Como afirmam no prefácio os autores da coletânea, acima de tudo JMB refletiu sobre a canção como arma de sensibilização e solidariedade política em períodos de resistência e de ideais revolucionários. “A ideia de universalidade prendia-se também com uma noção de ausência de neutralidade na prática artística, ou seja, a ideia de que a criação artística é inevitavelmente comprometida.”
É muito interessante ler sobre temas que ainda hoje são atuais. Por exemplo, a moda de musicar poetas. Afirma JMB logo em 1970: “A canção não pode ser um veículo para ‘divulgar’ a poesia, ela não pode ser utilizada como sucedâneo para fazer chegar ao povo a poesia que o condicionamento cultural impede.”
As entrevistas anteriores ao 25 de Abril lembram-nos como aconteceu há tão pouco tempo. Um tempo onde “todos os partidos são ilegais, qualquer tipo de associação é ilegal” mas onde apesar de tudo já havia “forças a tentarem organizar-se”. A forma de atuar da censura, os autores e livros proibidos, a consciência política dos portugueses, como viviam os exilados em França, as execráveis condições de trabalho, o racismo (“A minha mulher foi várias vezes insultada por estar a falar em português em voz alta”). Se voltasse a Portugal nessa altura, tal como outros exilados, seria julgado no Tribunal Militar como desertor, e possivelmente mandado para as colónias para a linha da frente.
O exílio foi, diz sempre, ‘um pesadelo’, vivido da única forma que conseguiu: “Estar aqui em França como se estivesse para sempre, mas no primeiro minuto em que puder voltar para Portugal, volto.”

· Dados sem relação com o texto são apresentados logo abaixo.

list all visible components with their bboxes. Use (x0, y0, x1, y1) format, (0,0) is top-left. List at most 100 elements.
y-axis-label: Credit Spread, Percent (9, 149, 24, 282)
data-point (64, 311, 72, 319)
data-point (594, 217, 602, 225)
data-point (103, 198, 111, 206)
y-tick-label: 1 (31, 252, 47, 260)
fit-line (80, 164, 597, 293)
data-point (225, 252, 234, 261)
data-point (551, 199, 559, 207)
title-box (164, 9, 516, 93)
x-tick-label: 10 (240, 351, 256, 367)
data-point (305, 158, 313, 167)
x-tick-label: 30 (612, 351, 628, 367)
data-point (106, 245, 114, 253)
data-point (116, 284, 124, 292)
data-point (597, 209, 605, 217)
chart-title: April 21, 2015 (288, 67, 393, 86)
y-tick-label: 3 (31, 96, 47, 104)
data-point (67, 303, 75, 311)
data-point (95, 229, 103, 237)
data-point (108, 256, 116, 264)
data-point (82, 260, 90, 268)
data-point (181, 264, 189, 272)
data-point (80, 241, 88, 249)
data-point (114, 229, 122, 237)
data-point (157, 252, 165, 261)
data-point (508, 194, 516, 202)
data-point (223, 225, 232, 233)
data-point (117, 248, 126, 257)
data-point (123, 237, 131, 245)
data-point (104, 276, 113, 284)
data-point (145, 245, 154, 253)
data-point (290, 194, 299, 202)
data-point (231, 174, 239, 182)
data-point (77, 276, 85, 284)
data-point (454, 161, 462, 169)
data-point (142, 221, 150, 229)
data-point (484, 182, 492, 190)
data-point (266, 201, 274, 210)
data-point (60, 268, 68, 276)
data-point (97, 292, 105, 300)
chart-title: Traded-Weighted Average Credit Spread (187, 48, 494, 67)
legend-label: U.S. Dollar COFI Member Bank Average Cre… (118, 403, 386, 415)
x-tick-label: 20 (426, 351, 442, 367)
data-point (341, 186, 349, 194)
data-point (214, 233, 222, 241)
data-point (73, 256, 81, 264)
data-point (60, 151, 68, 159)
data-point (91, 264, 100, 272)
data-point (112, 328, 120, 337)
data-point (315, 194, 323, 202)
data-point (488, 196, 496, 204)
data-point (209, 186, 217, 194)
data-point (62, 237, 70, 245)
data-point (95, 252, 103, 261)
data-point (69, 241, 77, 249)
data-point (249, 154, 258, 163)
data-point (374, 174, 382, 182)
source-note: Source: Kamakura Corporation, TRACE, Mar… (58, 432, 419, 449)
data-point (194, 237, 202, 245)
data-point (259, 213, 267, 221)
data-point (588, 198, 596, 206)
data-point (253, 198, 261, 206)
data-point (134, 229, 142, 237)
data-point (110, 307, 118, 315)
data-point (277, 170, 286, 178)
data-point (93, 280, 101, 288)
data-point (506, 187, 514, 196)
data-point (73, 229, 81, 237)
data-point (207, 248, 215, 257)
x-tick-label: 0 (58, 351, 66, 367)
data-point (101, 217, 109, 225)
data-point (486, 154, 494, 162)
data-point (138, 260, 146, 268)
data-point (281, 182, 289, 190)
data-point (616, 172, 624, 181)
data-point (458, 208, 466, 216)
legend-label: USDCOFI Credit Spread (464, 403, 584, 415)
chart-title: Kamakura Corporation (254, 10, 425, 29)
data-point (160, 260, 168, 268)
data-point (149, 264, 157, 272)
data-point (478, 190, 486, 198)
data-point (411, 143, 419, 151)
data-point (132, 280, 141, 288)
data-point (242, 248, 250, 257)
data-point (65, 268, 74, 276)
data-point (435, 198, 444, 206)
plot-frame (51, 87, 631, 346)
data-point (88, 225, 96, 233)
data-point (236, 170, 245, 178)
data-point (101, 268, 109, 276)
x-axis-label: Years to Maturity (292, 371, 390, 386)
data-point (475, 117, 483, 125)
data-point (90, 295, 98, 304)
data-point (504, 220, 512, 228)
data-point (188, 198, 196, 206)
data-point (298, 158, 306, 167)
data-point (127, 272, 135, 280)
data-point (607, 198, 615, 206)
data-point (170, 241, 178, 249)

Com o passar do tempo e o regresso a Portugal, certos temas e preocupações mantêm-se: a criação artística, a relação entre o poder e a arte, a relação entre liberdade criativa e militância, a solidariedade, o espírito de crítica: “Nos sítios onde ajudei a criar instituições, fui sempre pondo-as em causa… Quando as coisas estabilizam, entram em ruptura.”
As entrevistas revelam um homem que gosta de pensar sobre a sua música, mas também aberto ao talento dos outros. “Esta minha polivalência permite-me fazer coisas que adoro: produções de outras pessoas, de grandes talentos qte tenho privilégio de por vezes dirigir nos começos: Amélia Muge, Gaiteiros de Lisboa, Camané, Canto Nono, etc.”
Fala até de violência doméstica, numa das últimas entrevistas: “É a única parte do Estado Português em que não houve revolução de 74”.
E na última entrevista resume tudo quando afirma: “Eu gosto de falar desde que isso sirva para alguma coisa. Falar por falar, não.” Já em 2018, as suas palavras são quase proféticas: choca-o o retrocesso em ralação à liberdade, progresso e bem-estar, a ‘asiatificação’ do trabalho, a revolta, morte e horror por esse mundo fora. Mesmo assim, mantém o otimismo essencial e o amor pela música, que define como “uma relação de amantes”: “Foi sempre uma relação muito próxima, muito apaixonada, mas também muito livre e muito solta.”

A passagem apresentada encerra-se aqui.